MECHANISM OF HIGH K+ AND TL+ UPTAKE IN CULTURED HUMAN GLIOMA-CELLS

1. The aim of this study was to elucidate if the Kf uptake was higher in cultured human glioma cells than in cells from other malignant tumors and to analyze the importance of membrane potential and K+ channels for the uptake. 2. K+ transport properties were studied with the isotopes K-42 and the K-analogue Tl-201. 3. Comparison with cultured cells from other malignant tumors showed that the specific steady-state accumulation of Tl+ was significantly higher in glioma cells (U-251MG and Tp-378MG). 4. In Ringer's solution at 37 degrees C the rates of K+ and Tl+ uptake were both inhibited by about 55% in ouabain and 60% in furosemide, bumetanide, or Na+ or Cl--free medium.
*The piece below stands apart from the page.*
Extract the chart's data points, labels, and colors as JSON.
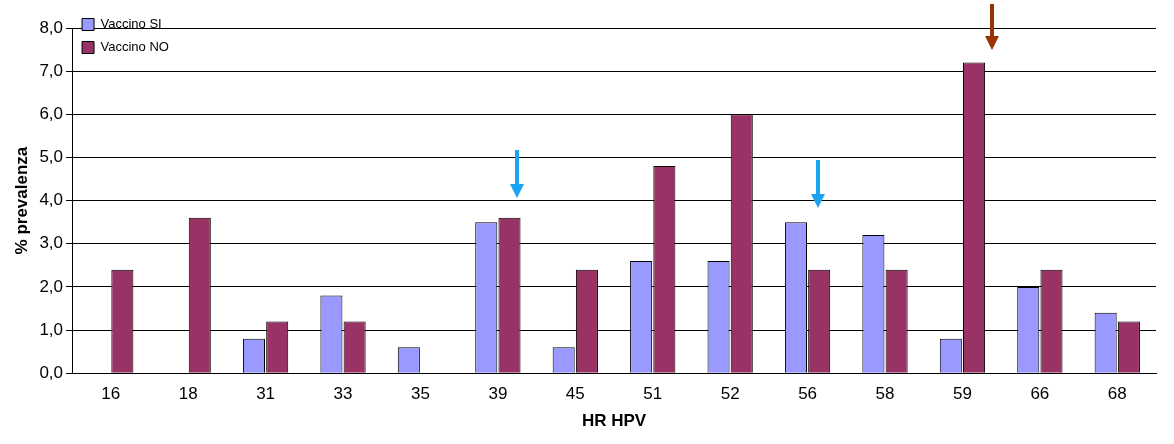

This indicated that the routes for K+ and Tl+ uptake were similar and due to Na,K-ATPase-dependent transport and to Na-K-CI cotransport. 5. About 10% of the uptake was neither ouabain nor bumetanide sensitive. Ba2+, which is known to block inward-rectifying K+ channels and to depolarize glial cells, and other K+ channel blockers (Cs+ and bupivacaine), had no effect on T1+ uptake. 6. Metabolic inhibition with dinitrophenol reduced the uptake rate to 17%. 7. The washout of Tl+ was unaffected by bumetanide and K+ channel blockers, but dinitrophenol caused a transient increase of 75%, an effect which persisted in the presence of K+ channel blockers. 8. It was concluded that the high specific K+ and Tl+ accumulation in cultured human glioma cells was due not to the presence of inwardly rectifying K+ channels or other identified K+ channels, but to Na,K-ATPase dependent transport and Na-K-Cl cotransport.